Il mio cuore si stringe sempre di più. Una morsa sottile e allo stesso tempo schiacciante.

"Iris è ovunque. In tutte le cose, in tutte le stanze, in ogni singola parte di me. Dappertutto" rivela, prima di scoppiare a piangere.

In breve allungo le mie braccia su quelle di Rose. Lei si lascia avvolgere e consolare.

"Lo so, lo so" le respiro attraverso i capelli e caccio dentro tutte le lacrime che vorrebbero uscire dai miei occhi. E' per questo motivo che non sono mai tornato in Canada. Il dolore.
Vedere Rose sta riaprendo ferite mai guarite, sta facendo tornare in superficie tutto il disagio che provo, continuamente. Distrugge la mia corazza, lasciandomi completamente e dannatamente vulnerabile.

"Dylan, io...io...ho scelto volutamente questo viaggio a New York, l'ho scelto come regalo perchè volevo rincontrarti. Sentivo che lo avrei fatto così come sentivo che Iris lo avrebbe voluto...che ci rivedessimo! Che condividessimo tutti questi ricordi. Parlare di lei, parlare di quel periodo, tirare fuori il dolore è il primo passo per superarlo. In due è tutto più semplice. Io posso capirti, Dylan. E tu puoi capire me, come nessun altro..."

Mi scosto da Rose. Il suo volto è bagnato dalle lacrime. Lo asciugo con le mie mani, non più lisce come una volta.

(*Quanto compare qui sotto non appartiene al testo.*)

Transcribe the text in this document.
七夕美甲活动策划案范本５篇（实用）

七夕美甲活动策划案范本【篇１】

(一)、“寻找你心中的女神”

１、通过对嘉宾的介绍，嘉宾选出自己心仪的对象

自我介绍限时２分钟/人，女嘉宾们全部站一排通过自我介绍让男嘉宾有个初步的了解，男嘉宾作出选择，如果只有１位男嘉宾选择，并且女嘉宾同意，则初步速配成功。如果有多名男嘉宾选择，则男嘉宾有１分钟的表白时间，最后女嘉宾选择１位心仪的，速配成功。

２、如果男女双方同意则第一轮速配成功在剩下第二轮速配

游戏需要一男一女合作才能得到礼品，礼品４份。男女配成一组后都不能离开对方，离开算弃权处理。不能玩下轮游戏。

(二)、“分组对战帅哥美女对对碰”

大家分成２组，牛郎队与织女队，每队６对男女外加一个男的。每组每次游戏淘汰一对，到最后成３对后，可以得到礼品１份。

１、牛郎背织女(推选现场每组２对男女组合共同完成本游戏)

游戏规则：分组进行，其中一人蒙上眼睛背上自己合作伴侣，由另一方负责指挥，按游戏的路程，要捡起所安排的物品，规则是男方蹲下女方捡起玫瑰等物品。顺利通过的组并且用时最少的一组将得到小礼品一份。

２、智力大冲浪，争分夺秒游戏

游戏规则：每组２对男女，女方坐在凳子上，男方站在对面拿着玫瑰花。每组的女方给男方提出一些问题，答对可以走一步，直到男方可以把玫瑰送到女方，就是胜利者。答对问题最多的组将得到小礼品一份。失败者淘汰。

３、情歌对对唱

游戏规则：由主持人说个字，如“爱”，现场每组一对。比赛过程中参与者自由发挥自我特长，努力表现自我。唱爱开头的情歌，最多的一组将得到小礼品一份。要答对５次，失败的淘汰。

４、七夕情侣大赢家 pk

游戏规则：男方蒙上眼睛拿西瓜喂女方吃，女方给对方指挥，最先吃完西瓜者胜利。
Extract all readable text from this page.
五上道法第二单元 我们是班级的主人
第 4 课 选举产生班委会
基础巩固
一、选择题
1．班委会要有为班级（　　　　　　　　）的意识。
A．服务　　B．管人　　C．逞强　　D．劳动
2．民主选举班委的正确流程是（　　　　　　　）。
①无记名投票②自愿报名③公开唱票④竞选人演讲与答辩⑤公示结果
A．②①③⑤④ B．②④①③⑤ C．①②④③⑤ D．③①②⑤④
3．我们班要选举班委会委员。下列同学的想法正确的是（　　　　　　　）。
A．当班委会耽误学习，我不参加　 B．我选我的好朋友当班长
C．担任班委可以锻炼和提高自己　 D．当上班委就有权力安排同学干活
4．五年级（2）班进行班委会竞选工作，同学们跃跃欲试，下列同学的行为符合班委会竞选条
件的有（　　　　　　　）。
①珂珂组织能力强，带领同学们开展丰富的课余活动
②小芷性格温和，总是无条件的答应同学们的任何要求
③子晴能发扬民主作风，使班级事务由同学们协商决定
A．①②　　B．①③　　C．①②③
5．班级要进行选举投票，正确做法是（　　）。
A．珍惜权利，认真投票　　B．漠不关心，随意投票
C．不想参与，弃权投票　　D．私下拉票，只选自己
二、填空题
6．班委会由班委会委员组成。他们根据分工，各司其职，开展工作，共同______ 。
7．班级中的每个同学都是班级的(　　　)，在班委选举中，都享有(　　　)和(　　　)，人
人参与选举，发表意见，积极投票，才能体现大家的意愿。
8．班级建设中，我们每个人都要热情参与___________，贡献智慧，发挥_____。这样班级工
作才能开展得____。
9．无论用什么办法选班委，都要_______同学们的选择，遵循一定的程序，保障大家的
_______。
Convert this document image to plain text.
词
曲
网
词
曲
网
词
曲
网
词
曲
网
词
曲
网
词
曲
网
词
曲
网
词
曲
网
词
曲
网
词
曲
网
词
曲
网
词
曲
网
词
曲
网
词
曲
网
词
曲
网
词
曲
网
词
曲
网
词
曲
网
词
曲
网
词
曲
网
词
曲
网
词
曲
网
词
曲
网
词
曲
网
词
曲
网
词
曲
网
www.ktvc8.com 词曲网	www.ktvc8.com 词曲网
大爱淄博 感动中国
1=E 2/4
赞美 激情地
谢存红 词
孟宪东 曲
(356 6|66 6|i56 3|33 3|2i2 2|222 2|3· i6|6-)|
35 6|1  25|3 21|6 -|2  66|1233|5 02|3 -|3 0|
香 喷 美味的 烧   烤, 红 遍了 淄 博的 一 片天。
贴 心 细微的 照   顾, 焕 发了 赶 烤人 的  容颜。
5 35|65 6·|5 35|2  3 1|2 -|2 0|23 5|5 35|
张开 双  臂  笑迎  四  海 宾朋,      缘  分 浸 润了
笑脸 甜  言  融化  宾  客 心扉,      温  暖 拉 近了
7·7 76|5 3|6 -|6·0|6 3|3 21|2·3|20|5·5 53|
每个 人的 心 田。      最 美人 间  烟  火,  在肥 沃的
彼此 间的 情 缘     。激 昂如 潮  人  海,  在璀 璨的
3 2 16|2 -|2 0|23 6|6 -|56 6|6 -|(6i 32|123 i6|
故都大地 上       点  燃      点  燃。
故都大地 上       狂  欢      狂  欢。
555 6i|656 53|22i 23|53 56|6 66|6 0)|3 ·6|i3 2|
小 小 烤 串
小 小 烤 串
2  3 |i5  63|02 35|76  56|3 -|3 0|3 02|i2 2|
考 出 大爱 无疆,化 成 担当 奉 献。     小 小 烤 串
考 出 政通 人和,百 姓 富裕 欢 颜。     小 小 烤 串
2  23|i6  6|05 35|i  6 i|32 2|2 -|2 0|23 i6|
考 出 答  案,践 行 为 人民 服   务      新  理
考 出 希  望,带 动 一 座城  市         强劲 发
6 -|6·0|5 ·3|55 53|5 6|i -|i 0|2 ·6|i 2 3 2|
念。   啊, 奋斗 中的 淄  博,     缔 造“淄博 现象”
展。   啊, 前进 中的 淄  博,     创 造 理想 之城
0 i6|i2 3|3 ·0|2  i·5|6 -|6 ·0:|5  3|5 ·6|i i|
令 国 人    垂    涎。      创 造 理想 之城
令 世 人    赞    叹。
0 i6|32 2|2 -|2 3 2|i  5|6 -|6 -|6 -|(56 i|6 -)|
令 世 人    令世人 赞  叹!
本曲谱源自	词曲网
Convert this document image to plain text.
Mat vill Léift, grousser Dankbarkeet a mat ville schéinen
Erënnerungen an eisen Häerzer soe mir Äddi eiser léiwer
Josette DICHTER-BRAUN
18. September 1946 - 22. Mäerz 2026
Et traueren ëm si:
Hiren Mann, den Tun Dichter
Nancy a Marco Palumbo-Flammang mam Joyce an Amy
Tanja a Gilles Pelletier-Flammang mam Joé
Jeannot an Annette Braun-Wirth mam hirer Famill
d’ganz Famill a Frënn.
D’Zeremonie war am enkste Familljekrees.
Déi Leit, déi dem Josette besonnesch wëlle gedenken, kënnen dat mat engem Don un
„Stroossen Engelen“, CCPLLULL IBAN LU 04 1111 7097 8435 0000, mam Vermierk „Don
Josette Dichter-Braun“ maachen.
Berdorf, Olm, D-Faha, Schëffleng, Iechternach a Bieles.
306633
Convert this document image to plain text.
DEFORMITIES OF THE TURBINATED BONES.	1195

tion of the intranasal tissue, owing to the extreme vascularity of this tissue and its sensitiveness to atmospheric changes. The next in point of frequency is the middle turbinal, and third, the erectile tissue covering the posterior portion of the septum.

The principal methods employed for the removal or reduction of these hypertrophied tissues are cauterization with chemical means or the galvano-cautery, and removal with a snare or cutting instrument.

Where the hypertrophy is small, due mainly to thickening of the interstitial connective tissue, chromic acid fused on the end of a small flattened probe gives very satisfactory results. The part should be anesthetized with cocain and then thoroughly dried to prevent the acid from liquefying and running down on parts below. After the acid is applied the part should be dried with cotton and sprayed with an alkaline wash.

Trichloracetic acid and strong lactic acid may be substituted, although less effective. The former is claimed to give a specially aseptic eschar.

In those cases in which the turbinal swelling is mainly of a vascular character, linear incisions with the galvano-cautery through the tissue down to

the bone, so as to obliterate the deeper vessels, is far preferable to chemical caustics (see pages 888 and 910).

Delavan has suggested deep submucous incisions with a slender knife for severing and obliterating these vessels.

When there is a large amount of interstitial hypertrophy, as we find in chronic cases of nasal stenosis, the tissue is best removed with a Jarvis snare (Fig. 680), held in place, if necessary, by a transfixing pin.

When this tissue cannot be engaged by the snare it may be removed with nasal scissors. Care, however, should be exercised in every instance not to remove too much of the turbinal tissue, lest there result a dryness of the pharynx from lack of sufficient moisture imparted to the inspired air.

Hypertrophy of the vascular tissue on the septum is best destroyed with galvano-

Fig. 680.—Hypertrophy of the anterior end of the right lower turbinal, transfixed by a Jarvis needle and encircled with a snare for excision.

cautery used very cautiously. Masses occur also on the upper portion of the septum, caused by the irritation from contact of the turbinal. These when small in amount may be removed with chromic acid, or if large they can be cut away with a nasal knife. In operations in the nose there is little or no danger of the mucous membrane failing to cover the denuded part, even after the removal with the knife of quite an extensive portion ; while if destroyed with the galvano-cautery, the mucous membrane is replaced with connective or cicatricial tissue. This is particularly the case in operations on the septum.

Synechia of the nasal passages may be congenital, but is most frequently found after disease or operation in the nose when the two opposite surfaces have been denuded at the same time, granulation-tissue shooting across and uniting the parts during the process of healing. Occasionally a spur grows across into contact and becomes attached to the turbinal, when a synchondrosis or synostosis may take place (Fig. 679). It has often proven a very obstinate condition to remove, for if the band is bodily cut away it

"Rose, sono così felice di vederti..."

Il mio respiro sale e scende, così forte da poterlo sentire fin dentro le orecchie, nei polmoni, nel profondo delle visceri.

"Anche io sono felice, davvero tanto!"

Ci abbracciamo di nuovo, per poi rialzarci e proseguire il nostro cammino. I nostri passi sono lenti e le nostre parole davvero tante.
Ci raccontiamo. Parliamo di questi dieci anni e di quello che è accaduto dopo ad ognuno di noi. Dopo che la guerriera forte e combattiva che abbiamo conosciuto se ne è andata per sempre da questa terra, deponendo le armi.